これが、「答えるべき問」と言っているものである。

ポイントは、
相手が抱きそうな素朴な疑問を思い描くこと
結局、何が知りたいんだろうか?
結局、何がわかれば良いんだろうか?
を考えること。

たまに、「相手が考えていることなどわかりません」という若手がいるが、もし相手が知りたいことが何か考えられないなら、非常にリスキーな状態であると自覚した方がいい。結局、プロジェクトだろうが、小さなタスクだろうが、全部に適用できる考え方だと思う。

コンサルタントIさんのコメント

今回の語録で思い出したのが、
PMの桑原さんが「振り返り」と称して、日報に問いを書きまくってたこと。

  • 合宿が失敗するとしたら?
  • ケンブリッジが最大の価値を出すためには何が足りてない?
  • 根っこの課題は何だ?

とか、
問いは全部で30個くらいあった気がする。


正直、初めて見た時は「なんじゃこりゃ」と思ったけど、
あの問は「答えるべき問」だったんだなと思いました。

コンサルタント谷澤さんのコメント

これ、新宿のPJで実感しました。

社長報告に向けて、白川さんが10個くらいの本質的な問いを設定し、それに答えるための調査&まとめ方をしました。

  • 今までいくらかかったの?
  • 続けた場合、中止した場合いくらかかるの?
  • システムの品質はいいの?
  • 結局このPJ続けたほうがいいの?止めたほうがいいの?
  • ・・・

今振り返ると、調査対象が圧倒的に多い状況で、よくあそこまでFACT込みで整理できたなぁという感じです。答えるべき問があったらできたんだと思うのです。
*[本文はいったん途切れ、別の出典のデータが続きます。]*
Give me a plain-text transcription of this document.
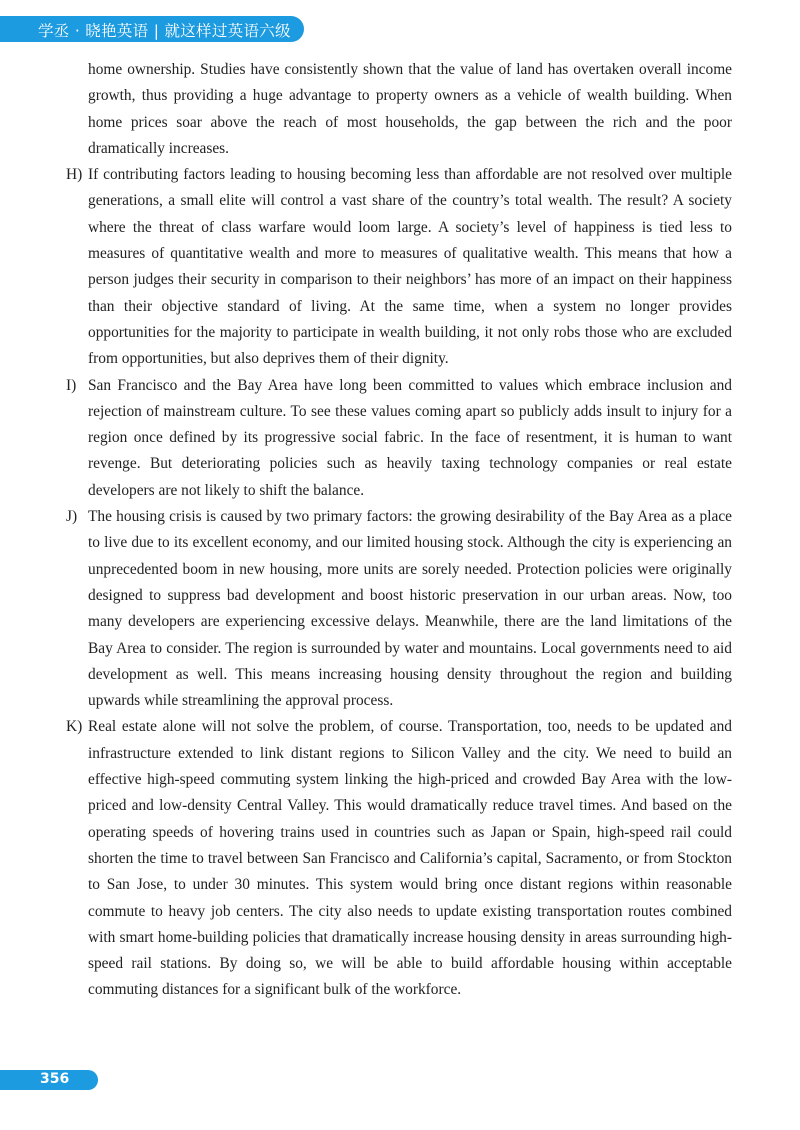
学丞 · 晓艳英语 | 就这样过英语六级

home ownership. Studies have consistently shown that the value of land has overtaken overall income growth, thus providing a huge advantage to property owners as a vehicle of wealth building. When home prices soar above the reach of most households, the gap between the rich and the poor dramatically increases.

H) If contributing factors leading to housing becoming less than affordable are not resolved over multiple generations, a small elite will control a vast share of the country’s total wealth. The result? A society where the threat of class warfare would loom large. A society’s level of happiness is tied less to measures of quantitative wealth and more to measures of qualitative wealth. This means that how a person judges their security in comparison to their neighbors’ has more of an impact on their happiness than their objective standard of living. At the same time, when a system no longer provides opportunities for the majority to participate in wealth building, it not only robs those who are excluded from opportunities, but also deprives them of their dignity.

I) San Francisco and the Bay Area have long been committed to values which embrace inclusion and rejection of mainstream culture. To see these values coming apart so publicly adds insult to injury for a region once defined by its progressive social fabric. In the face of resentment, it is human to want revenge. But deteriorating policies such as heavily taxing technology companies or real estate developers are not likely to shift the balance.

J) The housing crisis is caused by two primary factors: the growing desirability of the Bay Area as a place to live due to its excellent economy, and our limited housing stock. Although the city is experiencing an unprecedented boom in new housing, more units are sorely needed. Protection policies were originally designed to suppress bad development and boost historic preservation in our urban areas. Now, too many developers are experiencing excessive delays. Meanwhile, there are the land limitations of the Bay Area to consider. The region is surrounded by water and mountains. Local governments need to aid development as well. This means increasing housing density throughout the region and building upwards while streamlining the approval process.

K) Real estate alone will not solve the problem, of course. Transportation, too, needs to be updated and infrastructure extended to link distant regions to Silicon Valley and the city. We need to build an effective high-speed commuting system linking the high-priced and crowded Bay Area with the low-priced and low-density Central Valley. This would dramatically reduce travel times. And based on the operating speeds of hovering trains used in countries such as Japan or Spain, high-speed rail could shorten the time to travel between San Francisco and California’s capital, Sacramento, or from Stockton to San Jose, to under 30 minutes. This system would bring once distant regions within reasonable commute to heavy job centers. The city also needs to update existing transportation routes combined with smart home-building policies that dramatically increase housing density in areas surrounding high-speed rail stations. By doing so, we will be able to build affordable housing within acceptable commuting distances for a significant bulk of the workforce.

356
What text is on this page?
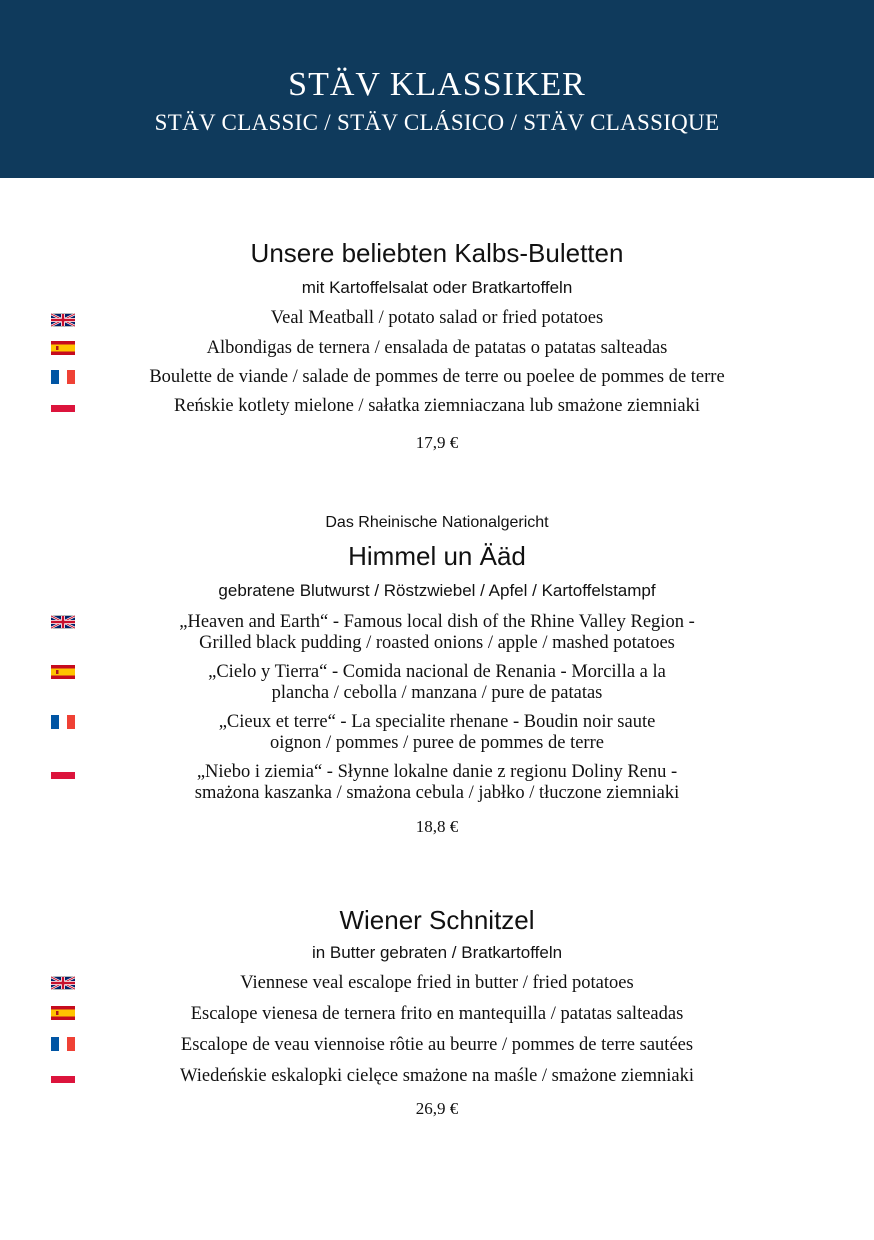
STÄV KLASSIKER
STÄV CLASSIC / STÄV CLÁSICO / STÄV CLASSIQUE
Unsere beliebten Kalbs-Buletten
mit Kartoffelsalat oder Bratkartoffeln
Veal Meatball / potato salad or fried potatoes
Albondigas de ternera / ensalada de patatas o patatas salteadas
Boulette de viande / salade de pommes de terre ou poelee de pommes de terre
Reńskie kotlety mielone / sałatka ziemniaczana lub smażone ziemniaki
17,9 €
Das Rheinische Nationalgericht
Himmel un Ääd
gebratene Blutwurst / Röstzwiebel / Apfel / Kartoffelstampf
„Heaven and Earth“ - Famous local dish of the Rhine Valley Region -
Grilled black pudding / roasted onions / apple / mashed potatoes
„Cielo y Tierra“ - Comida nacional de Renania - Morcilla a la
plancha / cebolla / manzana / pure de patatas
„Cieux et terre“ - La specialite rhenane - Boudin noir saute
oignon / pommes / puree de pommes de terre
„Niebo i ziemia“ - Słynne lokalne danie z regionu Doliny Renu -
smażona kaszanka / smażona cebula / jabłko / tłuczone ziemniaki
18,8 €
Wiener Schnitzel
in Butter gebraten / Bratkartoffeln
Viennese veal escalope fried in butter / fried potatoes
Escalope vienesa de ternera frito en mantequilla / patatas salteadas
Escalope de veau viennoise rôtie au beurre / pommes de terre sautées
Wiedeńskie eskalopki cielęce smażone na maśle / smażone ziemniaki
26,9 €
「明確にこの問いに答えるために~な調査をして~にまとめる」というのが最初から見えていれば、当然効率的に進められます。この進め方を見て、上流フェーズの進め方が分かった気がします。

余談だが、ここで登場する白川は、オルタナティブブログで「プロジェクトマジック」の記事を書いている白川である。彼の記事は独特の切り口で面白い。